European Commission president tells ITV News Boris Johnson's view of EU is 'out of line with reality'
He may have spent 14 hours in a plane from the UK to Japan but the European referendum campaign has followed David Cameron all the way here.
The Prime Minister is meeting other world leaders in Ise-Shima in southern Japan for the two day G7 summit.
And while Mr Cameron might have been hoping to get two days away from the ferocious campaign in the UK over our membership of the EU, he can't control what the other leaders are saying about it.
We asked the two European Presidents here, President Tusk of the European Council and President Juncker of the European Commission, if they could have a working relationship with Boris Johnson if he were to get a job in a post-referendum Cabinet reshuffle.
Mr Johnson recently compared the EU's expansion plans with the European goals of Adolf Hitler.

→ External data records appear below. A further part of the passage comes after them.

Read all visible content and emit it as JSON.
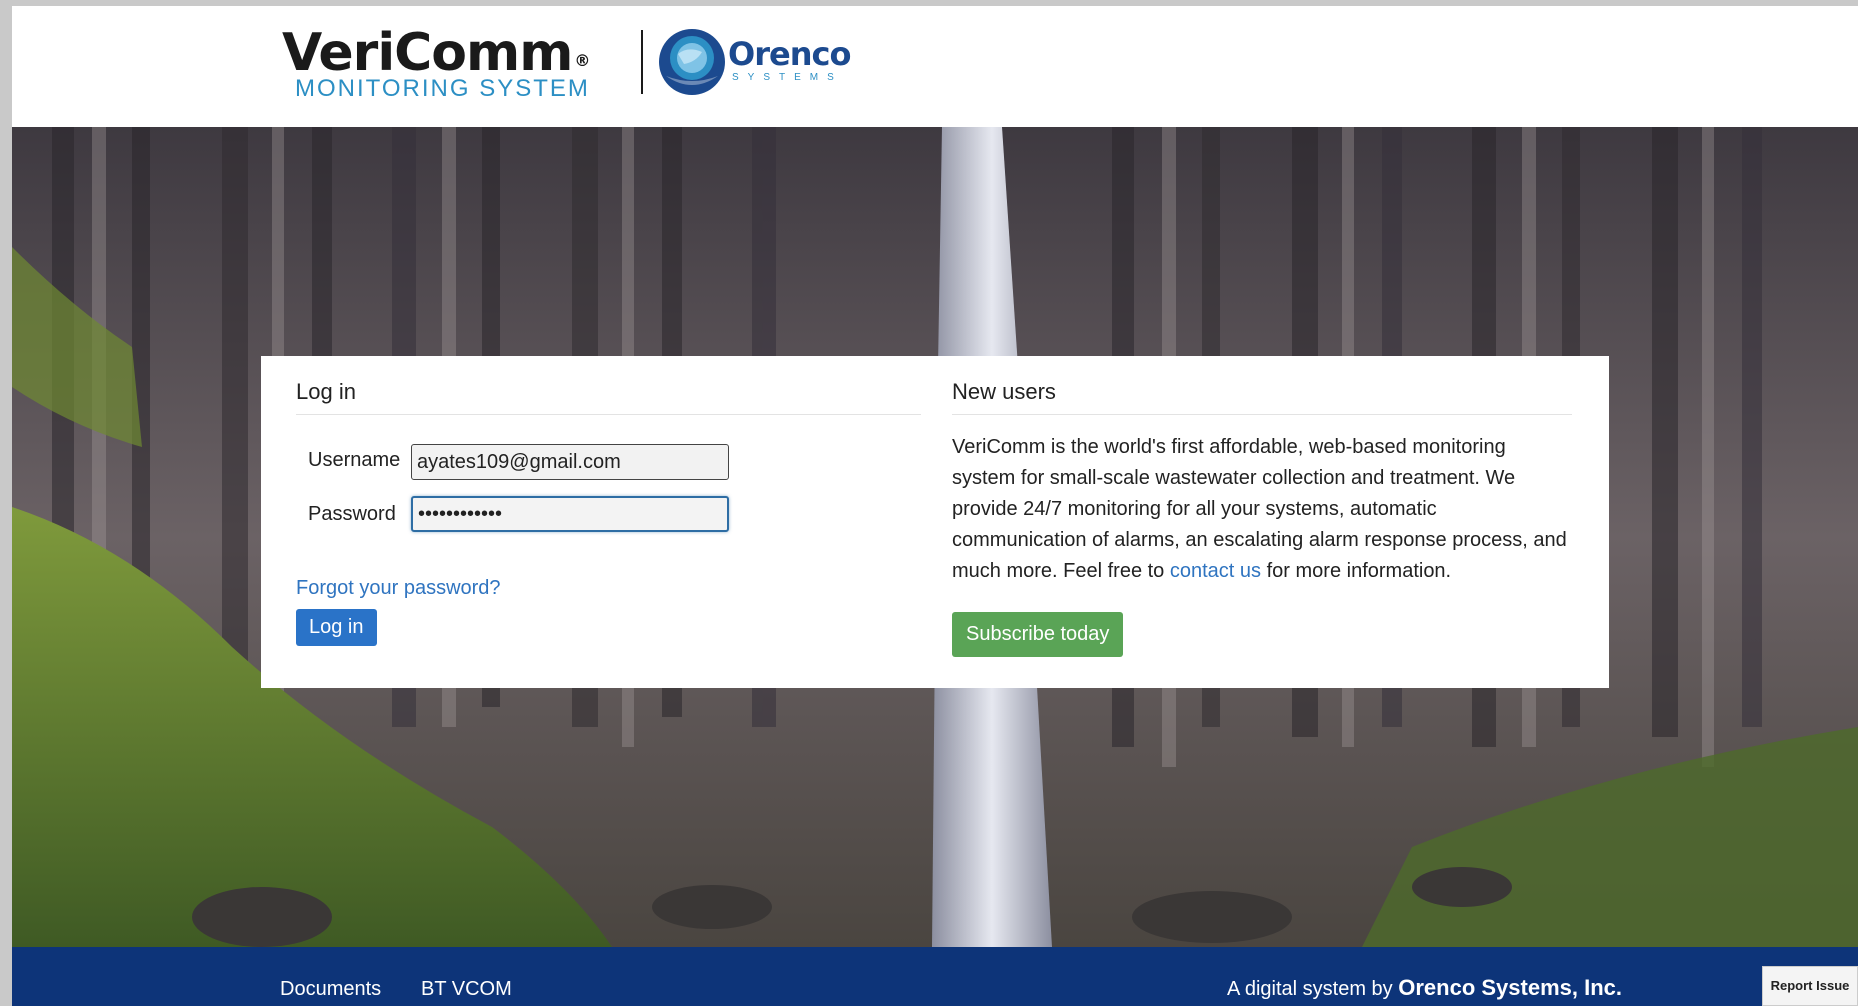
{
  "header": {
    "logo_title": "VeriComm",
    "logo_reg": "®",
    "logo_subtitle": "MONITORING SYSTEM",
    "partner_title": "Orenco",
    "partner_subtitle": "SYSTEMS"
  },
  "login": {
    "title": "Log in",
    "username_label": "Username",
    "username_value": "ayates109@gmail.com",
    "password_label": "Password",
    "password_value": "••••••••••••",
    "forgot_link": "Forgot your password?",
    "submit_label": "Log in"
  },
  "new_users": {
    "title": "New users",
    "text_before_link": "VeriComm is the world's first affordable, web-based monitoring system for small-scale wastewater collection and treatment. We provide 24/7 monitoring for all your systems, automatic communication of alarms, an escalating alarm response process, and much more. Feel free to ",
    "link_text": "contact us",
    "text_after_link": " for more information.",
    "subscribe_label": "Subscribe today"
  },
  "footer": {
    "links": [
      "Documents",
      "BT VCOM"
    ],
    "credit_prefix": "A digital system by ",
    "credit_company": "Orenco Systems, Inc."
  },
  "report_issue_label": "Report Issue",
  "colors": {
    "primary_button": "#2a73c8",
    "subscribe_button": "#5aa456",
    "footer_bg": "#0d3479",
    "link": "#2f74c0"
  }
}
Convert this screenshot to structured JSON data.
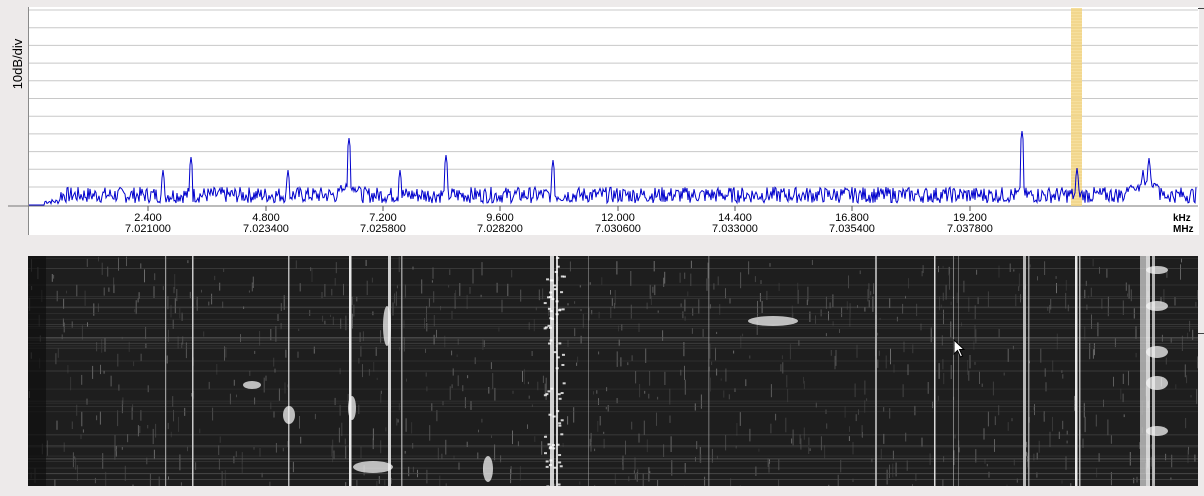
{
  "spectrum": {
    "y_axis_label": "10dB/div",
    "khz_ticks": [
      "2.400",
      "4.800",
      "7.200",
      "9.600",
      "12.000",
      "14.400",
      "16.800",
      "19.200"
    ],
    "mhz_ticks": [
      "7.021000",
      "7.023400",
      "7.025800",
      "7.028200",
      "7.030600",
      "7.033000",
      "7.035400",
      "7.037800"
    ],
    "unit_khz": "kHz",
    "unit_mhz": "MHz",
    "passband_color": "#f5d98c",
    "trace_color": "#0000cc"
  },
  "waterfall": {
    "background_color": "#1e1e1e",
    "icon": "cursor-arrow-icon"
  }
}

Jean-Claude Juncker told me that the former London Mayor should return to Brussels where he has previously spent some of his working life.
"It's time for him to come back to Brussels in order to check...if everything he is telling the British people is in line with reality," he said before adding, "I don't think so."
In recent days, Johnson has also claimed the EU stops bananas from being sold in bunches of more than three and he continues to say the UK sends £350 million each week to the EU when both the IFS and the official statistics watchdog has said the figure is "wrong".
Neither Vote Leave nor Johnson has yet responded to Juncker's comments but I suspect they may wear criticism from the EU's most senior bureaucrat as a badge of honour.
No other leader of the G7 has made any comment about Brexit yet, but they have all individually expressed their desire for the UK to vote to stay in the EU.